The 80/20 Rule And Your Budget. I’m not going to try to propose a model that suggests everybody spends 80 percent of their money in certain areas. Everybody’s budget is different, and any attempts to generalize could be quickly disproven. I will suggest, however, that when we try to trim our budget, we should look at the categories in which we spend the biggest dollar amounts. Those areas are our 80 percent.
(Here’s a hint: Those categories may not be your daily coffee or lunches out—areas in which we’re often told are the easiest places to cut back). Often times, making cuts to those small expenses is not easy. We miss those little indulgences in life. Yet despite our sacrifices, we’re only hacking away at the 20% of our budget. We’re being penny wise and pound foolish.
Now let’s look at the 80 percent. Our big spending categories probably include housing, transportation, and debt (if you have it). So think for a moment: Are there ways you can cut back in these areas? For example:
- Take on a roommate and cut your rent or mortgage in half
- Carpool and cut your gas/tolls/parking in half
- Consolidate or pay off that debt now to lower or eliminate interest
Granted, these steps may be bigger sacrifices than learning to pack a bag lunch (so perhaps the trade off is not precisely 80/20). These steps, however, can result in big monthly savings, fast! I’m not suggesting you should slack off on trimming the fat in your budget anywhere you can find it; but I am reminding you to make sure you’re not ignoring any big, big pieces you could slash off!
The 80/20 Rule And Your Decisions. I read somewhere that “20 percent of your financial decisions results in 80 percent or your financial results”. That makes sense to me: Say you decide to finance the purchase of a new car at a high interest rate for four years rather than continuing to drive you beater and save that money. That’s one decision that could mean a swing of $10,000 (or much more) in your net worth.

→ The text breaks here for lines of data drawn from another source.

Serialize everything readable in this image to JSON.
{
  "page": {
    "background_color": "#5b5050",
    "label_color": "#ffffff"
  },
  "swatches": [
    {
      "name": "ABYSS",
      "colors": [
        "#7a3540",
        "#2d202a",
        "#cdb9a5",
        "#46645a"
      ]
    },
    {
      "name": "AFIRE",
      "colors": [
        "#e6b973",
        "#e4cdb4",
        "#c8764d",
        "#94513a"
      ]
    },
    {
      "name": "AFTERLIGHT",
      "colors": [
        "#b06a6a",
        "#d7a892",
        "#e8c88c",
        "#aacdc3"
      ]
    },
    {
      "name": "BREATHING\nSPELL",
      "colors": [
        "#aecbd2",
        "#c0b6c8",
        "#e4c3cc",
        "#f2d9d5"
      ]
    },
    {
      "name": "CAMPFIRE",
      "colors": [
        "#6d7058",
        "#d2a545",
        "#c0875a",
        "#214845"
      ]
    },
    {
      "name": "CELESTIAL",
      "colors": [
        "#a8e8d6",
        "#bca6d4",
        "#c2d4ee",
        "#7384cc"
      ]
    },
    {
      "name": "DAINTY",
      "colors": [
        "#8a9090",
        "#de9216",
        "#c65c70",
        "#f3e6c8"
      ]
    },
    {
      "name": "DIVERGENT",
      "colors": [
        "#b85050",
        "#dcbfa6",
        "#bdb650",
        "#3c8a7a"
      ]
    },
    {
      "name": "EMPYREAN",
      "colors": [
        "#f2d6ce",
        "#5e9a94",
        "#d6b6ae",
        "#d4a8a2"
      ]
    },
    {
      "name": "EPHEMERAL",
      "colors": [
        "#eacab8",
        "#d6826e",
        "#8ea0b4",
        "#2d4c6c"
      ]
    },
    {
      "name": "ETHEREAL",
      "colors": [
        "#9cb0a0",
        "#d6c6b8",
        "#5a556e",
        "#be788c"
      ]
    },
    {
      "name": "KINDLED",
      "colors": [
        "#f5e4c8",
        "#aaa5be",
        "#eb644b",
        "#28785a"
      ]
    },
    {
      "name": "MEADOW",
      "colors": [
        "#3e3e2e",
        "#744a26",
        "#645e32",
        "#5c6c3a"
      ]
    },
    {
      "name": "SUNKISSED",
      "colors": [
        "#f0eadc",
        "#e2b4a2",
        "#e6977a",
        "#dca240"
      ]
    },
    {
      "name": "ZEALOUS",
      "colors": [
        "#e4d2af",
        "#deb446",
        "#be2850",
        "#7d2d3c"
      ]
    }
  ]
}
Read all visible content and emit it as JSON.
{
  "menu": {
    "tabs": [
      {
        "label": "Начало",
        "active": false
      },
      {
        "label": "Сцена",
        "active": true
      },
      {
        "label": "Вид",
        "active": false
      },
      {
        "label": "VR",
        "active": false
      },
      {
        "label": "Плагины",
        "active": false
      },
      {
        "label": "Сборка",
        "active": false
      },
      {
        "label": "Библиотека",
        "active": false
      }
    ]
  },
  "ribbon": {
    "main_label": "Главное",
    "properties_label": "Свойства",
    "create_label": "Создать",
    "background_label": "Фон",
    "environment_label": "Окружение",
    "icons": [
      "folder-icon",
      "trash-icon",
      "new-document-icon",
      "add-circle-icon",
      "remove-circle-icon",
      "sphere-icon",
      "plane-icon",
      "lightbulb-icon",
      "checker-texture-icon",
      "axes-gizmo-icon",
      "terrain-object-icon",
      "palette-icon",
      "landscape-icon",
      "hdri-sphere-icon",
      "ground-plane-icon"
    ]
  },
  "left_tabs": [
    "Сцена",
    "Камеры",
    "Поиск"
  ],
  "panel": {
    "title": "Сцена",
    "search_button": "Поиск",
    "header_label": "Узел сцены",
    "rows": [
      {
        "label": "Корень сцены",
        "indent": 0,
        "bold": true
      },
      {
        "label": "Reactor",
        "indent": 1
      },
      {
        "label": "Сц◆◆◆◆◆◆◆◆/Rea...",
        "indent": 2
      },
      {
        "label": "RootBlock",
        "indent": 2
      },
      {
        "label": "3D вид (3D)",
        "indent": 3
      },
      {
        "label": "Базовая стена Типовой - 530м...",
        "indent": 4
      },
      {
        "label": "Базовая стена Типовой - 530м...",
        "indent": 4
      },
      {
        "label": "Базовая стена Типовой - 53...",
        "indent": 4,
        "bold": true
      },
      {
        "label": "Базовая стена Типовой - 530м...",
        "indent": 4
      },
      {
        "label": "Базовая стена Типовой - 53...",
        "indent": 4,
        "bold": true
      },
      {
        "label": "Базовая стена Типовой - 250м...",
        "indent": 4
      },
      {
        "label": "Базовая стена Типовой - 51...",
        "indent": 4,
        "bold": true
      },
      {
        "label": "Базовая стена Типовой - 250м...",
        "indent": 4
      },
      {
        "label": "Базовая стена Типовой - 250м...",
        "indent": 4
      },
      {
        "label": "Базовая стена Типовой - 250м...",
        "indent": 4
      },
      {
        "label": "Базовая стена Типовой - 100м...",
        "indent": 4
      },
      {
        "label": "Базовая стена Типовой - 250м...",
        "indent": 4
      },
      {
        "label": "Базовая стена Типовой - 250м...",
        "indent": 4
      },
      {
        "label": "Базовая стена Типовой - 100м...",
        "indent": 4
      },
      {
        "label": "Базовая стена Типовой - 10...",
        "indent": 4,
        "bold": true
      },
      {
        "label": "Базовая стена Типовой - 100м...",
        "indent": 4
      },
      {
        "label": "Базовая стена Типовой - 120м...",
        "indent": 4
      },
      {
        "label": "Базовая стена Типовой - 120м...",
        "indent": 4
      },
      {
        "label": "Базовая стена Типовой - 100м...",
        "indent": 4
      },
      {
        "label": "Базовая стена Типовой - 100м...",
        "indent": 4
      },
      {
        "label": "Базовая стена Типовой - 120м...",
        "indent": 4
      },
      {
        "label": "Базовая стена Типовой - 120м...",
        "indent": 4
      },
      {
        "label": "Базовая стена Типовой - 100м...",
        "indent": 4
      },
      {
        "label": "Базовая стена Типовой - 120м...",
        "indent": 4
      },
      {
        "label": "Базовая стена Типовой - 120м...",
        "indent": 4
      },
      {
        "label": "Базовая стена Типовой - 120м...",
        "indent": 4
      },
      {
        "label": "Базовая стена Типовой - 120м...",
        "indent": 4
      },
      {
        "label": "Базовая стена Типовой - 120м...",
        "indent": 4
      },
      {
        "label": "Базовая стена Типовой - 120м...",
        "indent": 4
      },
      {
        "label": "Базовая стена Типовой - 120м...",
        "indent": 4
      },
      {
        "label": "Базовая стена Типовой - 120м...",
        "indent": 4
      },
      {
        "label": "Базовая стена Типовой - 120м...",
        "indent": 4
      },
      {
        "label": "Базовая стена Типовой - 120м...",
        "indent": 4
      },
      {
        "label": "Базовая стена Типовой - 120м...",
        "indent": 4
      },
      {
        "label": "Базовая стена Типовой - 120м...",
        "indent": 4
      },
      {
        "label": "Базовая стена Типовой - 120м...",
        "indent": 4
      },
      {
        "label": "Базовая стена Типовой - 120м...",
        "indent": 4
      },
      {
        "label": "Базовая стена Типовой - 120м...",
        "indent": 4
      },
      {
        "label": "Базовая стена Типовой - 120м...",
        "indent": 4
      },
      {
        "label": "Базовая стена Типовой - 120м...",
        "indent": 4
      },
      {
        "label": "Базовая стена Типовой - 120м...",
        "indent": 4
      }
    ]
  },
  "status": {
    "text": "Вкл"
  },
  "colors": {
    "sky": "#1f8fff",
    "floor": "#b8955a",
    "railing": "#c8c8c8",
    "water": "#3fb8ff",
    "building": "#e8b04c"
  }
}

The 80/20 Rule And Investing. I think this principal can definitely apply to investing, too—especially for any amateurs trying to trade their way to better returns. When it comes to investing, I think it’s safe to say that 20 percent of the effort you spend on deciding where to invest will yield 80 percent of your returns. And do you know where those returns will come from? Boring old index funds, blue chips, and low-fee mutual funds that track the market. Of course, you can save that extra 80 percent of effort by doing what I’ve always recommended: ignore the market.
What about you? Can you think of other examples of how the 80/20 rule can be applied to personal finances?